SpołeczeństwoSzef to nie bóg, też można go skazać

Szef to nie bóg, też można go skazać

Dwie kierowniczki ze sklepów "Biedronka" poniżały pracowników każąc im m.in. myć podłogę szczoteczkami do zębów, wyzywały od debilów. Rozwścieczone rzucały w personel zgniłymi pomidorami i słoikami - czytamy w "Super Expresie"

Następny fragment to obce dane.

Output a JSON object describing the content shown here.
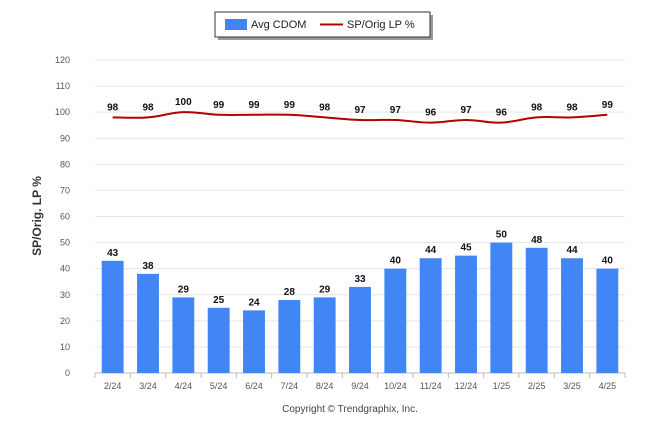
{
  "chart_data": {
    "type": "bar",
    "categories": [
      "2/24",
      "3/24",
      "4/24",
      "5/24",
      "6/24",
      "7/24",
      "8/24",
      "9/24",
      "10/24",
      "11/24",
      "12/24",
      "1/25",
      "2/25",
      "3/25",
      "4/25"
    ],
    "series": [
      {
        "name": "Avg CDOM",
        "type": "bar",
        "color": "#4285F4",
        "values": [
          43,
          38,
          29,
          25,
          24,
          28,
          29,
          33,
          40,
          44,
          45,
          50,
          48,
          44,
          40
        ]
      },
      {
        "name": "SP/Orig LP %",
        "type": "line",
        "color": "#B30000",
        "values": [
          98,
          98,
          100,
          99,
          99,
          99,
          98,
          97,
          97,
          96,
          97,
          96,
          98,
          98,
          99
        ]
      }
    ],
    "ylabel": "SP/Orig. LP %",
    "ylim": [
      0,
      120
    ],
    "yticks": [
      0,
      10,
      20,
      30,
      40,
      50,
      60,
      70,
      80,
      90,
      100,
      110,
      120
    ],
    "grid": true,
    "legend_position": "top-center"
  },
  "footer": {
    "copyright": "Copyright © Trendgraphix, Inc."
  }
}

14.04.2004 | aktual.: 14.04.2004 09:28

Rybnik
Monika Sz. i Bożena F., kierowniczki rybnickich sklepów sieci "Biedronka", za szykanowanie i poniżanie pracowników zostały skazane przez Sąd Grodzki w Rybniku na więzienie. To bodaj pierwsza taka sprawa sądowa w Polsce, która zakończyła się wyrokiem skazującym.

To był koszmar

O koszmarze, jaki przeżywali pracownicy "Biedronek", pisaliśmy w "Super Expressie" w czerwcu 2002 roku. (...) Kiedy kobiety szły do pracy, czuły, że żołądki podchodzą im do gardła ze strachu. Elżbiecie Pawlecie nawet rodzina nie dowierzała, gdy opowiadała o tym, co spotyka ją i jej koleżanki. Wylądowała w poradni psychiatrycznej. - Kiedy kierowniczka była niezadowolona z naszej pracy, rzucała w nas zgniłymi pomidorami, nawet słoikami. Wyzywała. Ma swoje ulubione "dydaktyczne" powiedzenie: "Wiecie po co macie rowek w tyłku? Żeby wam pot tam spływał".